Secondo il pubblico ministero della Procura di Cassino, gli imputati avrebbero tentato per due volte di togliere la concessione all'amministratore della Nautica Enros, che gestisce uno dei pontili a Ponza, come forma di ritorsione per la battaglia portata avanti dal titolare, Vincenzo Mazzella, contro la centrale elettrica dell'isola gestita dalla Sep.
Il Comune dispose la decadenza della concessione demaniale della Nautica Enros il 26 novembre 2013, motivando il provvedimento con "pervicaci, continuate e reiterate inadempienze" da parte del Mazzella e con l'occupazione da parte di quest'ultimo di uno specchio acqueo superiore a quello in concessione.

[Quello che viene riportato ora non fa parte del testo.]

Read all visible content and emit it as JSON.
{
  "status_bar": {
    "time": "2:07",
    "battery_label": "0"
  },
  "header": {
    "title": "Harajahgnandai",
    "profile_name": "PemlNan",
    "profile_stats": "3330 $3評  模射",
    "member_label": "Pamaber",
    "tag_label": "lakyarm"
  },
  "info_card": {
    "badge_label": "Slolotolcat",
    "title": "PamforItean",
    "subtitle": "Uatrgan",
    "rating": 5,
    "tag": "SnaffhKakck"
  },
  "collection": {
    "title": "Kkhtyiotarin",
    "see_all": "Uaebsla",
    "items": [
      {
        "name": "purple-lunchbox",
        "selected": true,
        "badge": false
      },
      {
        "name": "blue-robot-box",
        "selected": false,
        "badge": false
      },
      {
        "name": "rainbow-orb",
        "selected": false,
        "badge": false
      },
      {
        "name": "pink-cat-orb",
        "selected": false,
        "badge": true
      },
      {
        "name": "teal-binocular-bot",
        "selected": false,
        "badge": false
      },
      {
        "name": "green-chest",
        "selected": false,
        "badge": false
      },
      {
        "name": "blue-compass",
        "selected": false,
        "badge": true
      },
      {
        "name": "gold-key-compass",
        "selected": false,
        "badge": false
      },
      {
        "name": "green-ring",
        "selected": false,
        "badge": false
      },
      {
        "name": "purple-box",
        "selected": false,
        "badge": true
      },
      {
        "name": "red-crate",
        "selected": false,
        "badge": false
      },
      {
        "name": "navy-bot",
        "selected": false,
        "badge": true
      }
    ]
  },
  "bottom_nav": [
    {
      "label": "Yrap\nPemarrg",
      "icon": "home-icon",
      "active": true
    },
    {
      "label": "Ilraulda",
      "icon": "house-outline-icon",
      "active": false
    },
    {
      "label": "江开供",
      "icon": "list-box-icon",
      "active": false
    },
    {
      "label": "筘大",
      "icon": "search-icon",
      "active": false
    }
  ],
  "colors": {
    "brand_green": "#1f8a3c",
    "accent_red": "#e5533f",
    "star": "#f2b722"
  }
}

«Il titolare del pontile Enros ci aveva dipinti come travisatori di atti e costruttori di falsità quando il Comune di Ponza ha dichiarato la decadenza della sua concessione demaniale nel 2013, per una lunga serie di abusi - ha dichiarato Vigorelli -. Il Consiglio di Stato ha stabilito che avevamo ragione, che gli abusi c'erano stati e ha così sancito definitivamente la decadenza della concessione. Il titolare del pontile Enros ci aveva anche denunciato penalmente per abuso d'ufficio e interessi privati, sostenendo che noi lo perseguitavamo per spirito di vendetta. Il GUP ci ha dato ragione e ci ha assolto con formula piena, perché il fatto non sussiste».

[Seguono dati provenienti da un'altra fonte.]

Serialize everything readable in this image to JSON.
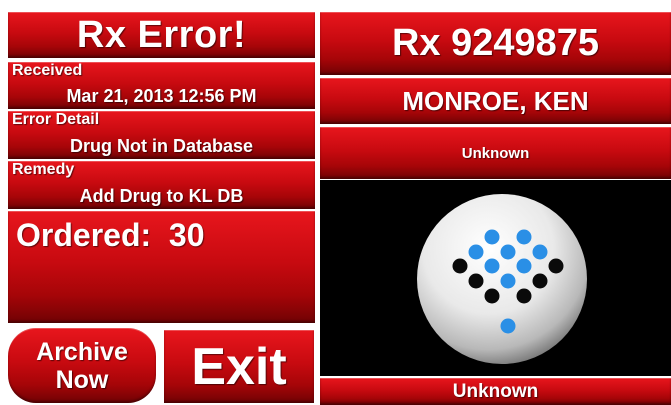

«Usciamo a testa alta da queste sue inchieste giudiziarie che hanno riconosciuto la legittimità del nostro agire. Certo, ci sono stati alcuni anni nei quali abbiamo patito sospetti, calunnie e discredito della nostra immagine pubblica e privata. Gli attori che hanno promosso tutto questo non rimarranno senza conseguenze. E' la terza regola della dinamica». Ha dichiarato l'ex primo cittadino dell'isola.